(Bloomberg View) -- France and the U.S. may have worked together to strike the Syrian regime’s chemical weapons infrastructure on April 13. but the two countries have had different objectives. U.S. President Donald Trump has said he wants to reduce the U.S. presence there, while French President Emmanuel Macron has stepped up French engagement in the region. Macron is now hoping his pomp-filled Washington visit will help convince Trump to follow his lead.
Trump should listen. France worries that a U.S. pullout from Syria would risk turning what’s left of the country into an Iranian puppet state, a haven for Sunni jihadi terrorism, or both. It would also be a precursor to massive bloodshed while Bashar al-Assad finishes off his enemies, something France finds unacceptable.
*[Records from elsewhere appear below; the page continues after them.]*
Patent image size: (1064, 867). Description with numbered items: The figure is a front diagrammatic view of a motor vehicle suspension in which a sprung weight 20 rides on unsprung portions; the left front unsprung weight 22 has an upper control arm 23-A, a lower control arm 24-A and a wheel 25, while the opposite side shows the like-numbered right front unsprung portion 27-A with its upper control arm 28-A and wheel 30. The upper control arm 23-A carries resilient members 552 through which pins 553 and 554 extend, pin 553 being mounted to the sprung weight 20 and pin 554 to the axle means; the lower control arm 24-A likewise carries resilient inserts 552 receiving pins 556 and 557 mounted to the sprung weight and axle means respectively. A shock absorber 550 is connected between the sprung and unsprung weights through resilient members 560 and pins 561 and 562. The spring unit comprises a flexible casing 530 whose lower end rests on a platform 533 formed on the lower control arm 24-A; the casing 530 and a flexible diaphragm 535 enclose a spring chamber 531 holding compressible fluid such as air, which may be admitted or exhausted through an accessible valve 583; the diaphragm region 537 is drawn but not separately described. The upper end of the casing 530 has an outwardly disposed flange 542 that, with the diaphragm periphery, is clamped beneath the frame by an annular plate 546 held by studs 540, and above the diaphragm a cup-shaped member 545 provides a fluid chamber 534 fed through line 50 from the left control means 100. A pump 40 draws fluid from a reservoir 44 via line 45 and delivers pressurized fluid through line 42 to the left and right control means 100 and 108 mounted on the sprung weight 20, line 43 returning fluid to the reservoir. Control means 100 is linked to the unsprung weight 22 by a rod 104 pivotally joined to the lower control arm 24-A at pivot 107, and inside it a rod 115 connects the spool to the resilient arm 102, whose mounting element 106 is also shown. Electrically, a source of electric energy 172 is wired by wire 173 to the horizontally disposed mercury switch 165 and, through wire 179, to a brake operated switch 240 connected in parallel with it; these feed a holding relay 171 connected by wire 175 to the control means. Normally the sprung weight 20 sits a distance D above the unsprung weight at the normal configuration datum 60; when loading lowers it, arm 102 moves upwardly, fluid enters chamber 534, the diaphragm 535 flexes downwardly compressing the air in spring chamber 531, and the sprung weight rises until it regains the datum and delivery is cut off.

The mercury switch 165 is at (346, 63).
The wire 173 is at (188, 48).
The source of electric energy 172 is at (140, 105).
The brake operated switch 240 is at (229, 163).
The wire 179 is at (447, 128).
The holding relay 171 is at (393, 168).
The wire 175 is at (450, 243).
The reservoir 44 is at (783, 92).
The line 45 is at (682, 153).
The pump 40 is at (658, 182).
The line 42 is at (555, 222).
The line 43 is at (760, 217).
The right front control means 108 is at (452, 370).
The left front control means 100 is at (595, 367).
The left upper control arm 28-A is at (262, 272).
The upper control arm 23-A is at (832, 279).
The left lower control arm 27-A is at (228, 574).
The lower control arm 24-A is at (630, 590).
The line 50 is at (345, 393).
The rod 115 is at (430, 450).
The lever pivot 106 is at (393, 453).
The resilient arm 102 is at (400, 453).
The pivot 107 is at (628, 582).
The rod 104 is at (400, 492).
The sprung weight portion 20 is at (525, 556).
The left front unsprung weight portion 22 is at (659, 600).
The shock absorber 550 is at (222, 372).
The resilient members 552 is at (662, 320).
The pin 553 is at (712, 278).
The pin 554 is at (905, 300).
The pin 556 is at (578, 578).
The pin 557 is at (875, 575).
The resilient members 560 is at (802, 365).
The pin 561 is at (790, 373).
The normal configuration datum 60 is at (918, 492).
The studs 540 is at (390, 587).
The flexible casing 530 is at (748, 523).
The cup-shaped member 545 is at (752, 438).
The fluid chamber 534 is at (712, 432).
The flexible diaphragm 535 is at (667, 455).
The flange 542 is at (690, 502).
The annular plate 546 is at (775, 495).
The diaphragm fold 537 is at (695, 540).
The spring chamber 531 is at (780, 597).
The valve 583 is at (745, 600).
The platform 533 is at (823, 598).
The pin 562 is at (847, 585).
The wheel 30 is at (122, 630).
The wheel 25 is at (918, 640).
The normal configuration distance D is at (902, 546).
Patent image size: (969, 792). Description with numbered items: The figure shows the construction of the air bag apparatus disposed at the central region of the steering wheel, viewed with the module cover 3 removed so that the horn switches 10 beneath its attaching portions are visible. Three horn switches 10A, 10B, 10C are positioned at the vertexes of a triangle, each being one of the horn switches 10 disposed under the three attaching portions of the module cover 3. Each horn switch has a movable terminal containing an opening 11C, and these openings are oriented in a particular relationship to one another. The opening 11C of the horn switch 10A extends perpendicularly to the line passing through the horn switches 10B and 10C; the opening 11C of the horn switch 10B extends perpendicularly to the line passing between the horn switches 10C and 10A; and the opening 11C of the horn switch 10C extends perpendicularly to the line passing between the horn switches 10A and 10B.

France’s official goals in Syria -- a negotiated end to the conflict that gives all the parties a credible stake in the country’s future, defeats terrorist movements, and pushes for as much humanitarian support for civilians as possible -- are the right ones. But while America’s leadership dithers over its options in Syria, Macron has displayed a combination of flexibility and toughness that not only serves France’s interests but should suit Trump’s too.
Macron’s position took shape soon after his election when, with cunning realism, he reversed France’s previous policy of making Assad’s ouster a precondition to talks on the country’s future. At the same time, he made a "red line" declaration of his own, purposefully echoing the warning made but not enforced by former U.S. President Barack Obama and French President Francois Hollande. When it became clear that the Assad regime had crossed that line, Macron declared that he wanted an international effort to strike Assad’s chemical weapons infrastructure, but signaled that he would act alone if need be. Trump too was eager for a show of force that contrasted with Obama’s inaction. The rest was easy, but what comes next isn’t.
In France, the strikes were viewed positively. They damaged, if not crippled, Assad’s WMD infrastructure and made Russian President Vladimir Putin, who had positioned sophisticated air defenses in the region, look weak. The episode also strengthened French credibility in the region. Shortly before the episode, Turkey had attacked various positions held by French-backed Kurdish militia, in an obvious test of the new French president’s resolve. France promptly reaffirmed its commitment to the region, and Turkey backed down.
Macron’s approach to Syria isn’t all muscle, though. France has worked hard to be a pivotal power in the Syrian conflict and is pretty much the only party to the conflict that can command the respect and attention of all other parties. France wants to be seen as an honest broker, able to enforce red lines but also sensitive to the complex interests of different parties.
France is one of the most active countries in the UN on Syria issues. While aligned with the U.S. and U.K. in pushing back against Russia’s provocations, France consistently insists on dialogue and refrains from rhetoric that would anger Moscow. In a TV interview held shortly after the strikes, Macron emphasized that he spoke with Putin multiple times before and after.
France is also fighting to keep the Iran nuclear deal alive when Trump would scuttle it. The country has links stretching back decades with Syria’s Baathist regime. Turkey and Israel are long-standing partners, despite France’s many differences with both. And France enjoys good relations with many Sunni Arab Gulf countries; Macron just held a successful bilateral summit with Saudi Crown Prince Mohammad bin Salman.
All of these positions have been carefully cultivated and make France a key U.S. ally in any resolution to the conflict. France has vital interests in Syria: Islamic State, now in its death throes, has many French fighters keen to return home to wreak havoc there once defeated in Syria; France wants to ensure they are not able to do that.
Macron rightly feels that France cannot afford to defend the international community’s interests all by itself. Meanwhile, Trump, consciously or not, is grasping for a third way in Syria that is neither a complete disengagement that would make him look weak, nor a heavy presence that goes counter to his foreign policy instincts and that he knows would be unpopular. He should let his French counterpart take the lead.
This column does not necessarily reflect the opinion of the editorial board or Bloomberg LP and its owners.
Pascal-Emmanuel Gobry is a Paris-based writer and fellow at the Ethics and Public Policy Center.